As you can see from the diagram, we have a load balanced application tier, a single database node with a cold failover and most of the environment resides on a SAN.

Details on how to implement a Shared Application filesystem can be found in Note: 233428.1










Here are the basic steps we followed:
  • Merge existing APPL_TOPS. The document above doesn't say which node should be the primary in a shared application filesystem. I did encounter one note: 372758.1 which mentions WEB node must be primary. In the end, we did choose the admin node as primary since it would cut down on the implementation time.

    When running perl adcfgclone.pl appsTier on the primary node after you copy the files from the secondary nodes, you have to say yes to all services.
  • Share the filesystem to the other Nodes. Make sure the filesystem is mounted in nolock mode if this is a unix based environment. Or you may encounter the problem described in Note: 390425.1 - Cannot Start Apache After Adding A Web Node On Shared APPL_TOP. For our environment, we shared a SAN mount point on the dbTier via NFS to the application tiers.
  • Add a node to the shared application filesystem. Note: you will need to create a location for each application tier to store configuration files. It needs to be created before you run txkSOHM.pl. In our environment, we used local disk to avoid the issue above.


Issues Encountered
Even tho we ran the adadmin option to check for missing files there were still some that were missing after the merge. Files that were customized on the secondary nodes but not the primary node (pre-merge) did not get updated. One example is the appslogo.gif file. I'm not sure what logic Oracle follows when it determines which files need to be brought over from the secondary servers, so i'm assuming that since appslogo.gif already existed on the primary server, Oracle didn't replace it.

We also noticed that there were quite a few files missing under the $OA_HTML subdirectories.

We have SSL setup in our environment, so we had to re-enable it via the txkrun.pl script. I believe the reason we did this was so we didn't have to manually edit all the files it touches. You will need to copy your SSL certificates to the location you created on each server for configuration files.

Since we have a loadbalanced environment we had to change the related context file values to the appropriate settings. It appears the clone conveniently resets those values. (ie, Web enty%, Active Web Port, Login page... etc)

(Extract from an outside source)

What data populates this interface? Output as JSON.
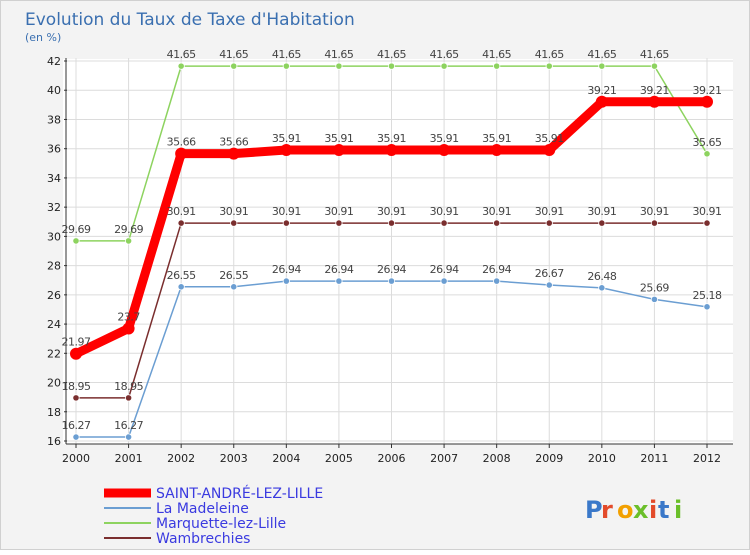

If you receive a the infamous yellow security bar within forms after you regenerate the jar files and you didn't choose the web tier as your primary server, then you may need to copy your adcert.txt, adsign.txt and adappltop.cer to the primary node.

Maintenance mode via adadmin only works on the primary server. I hit this issue once and haven't double checked it to confirm. Since all patching is performed on the primary server this really isn't an issue.

Each time we run autoconfig a number of files have to be modified, such as adovars.env, some context variables.

As I have mentioned above, on our application tier we have forms/web and on the database tier concurrent/admin. The problem with our approach above is that all the services are enabled on the dbTier. So, when you execute adstrtal.sh all of the services, even apache start up. Obviously, this is not something you want. You can maintain your own start/stop scripts, remove the scripts for the services you don't need (and see some errors when running adstrtal.sh) or you can rerun adcfgclone.pl on the primary tier and disable the services you don't want.

When you execute adpatch it checks $APPL_TOP/admin/adconfig.txt file for which services are enabled on that tier. This file will still show that all services are available, so patching is not an issue. We tested this configuration by applying some patches in our sandbox and confirming that forms and web files have been updated properly.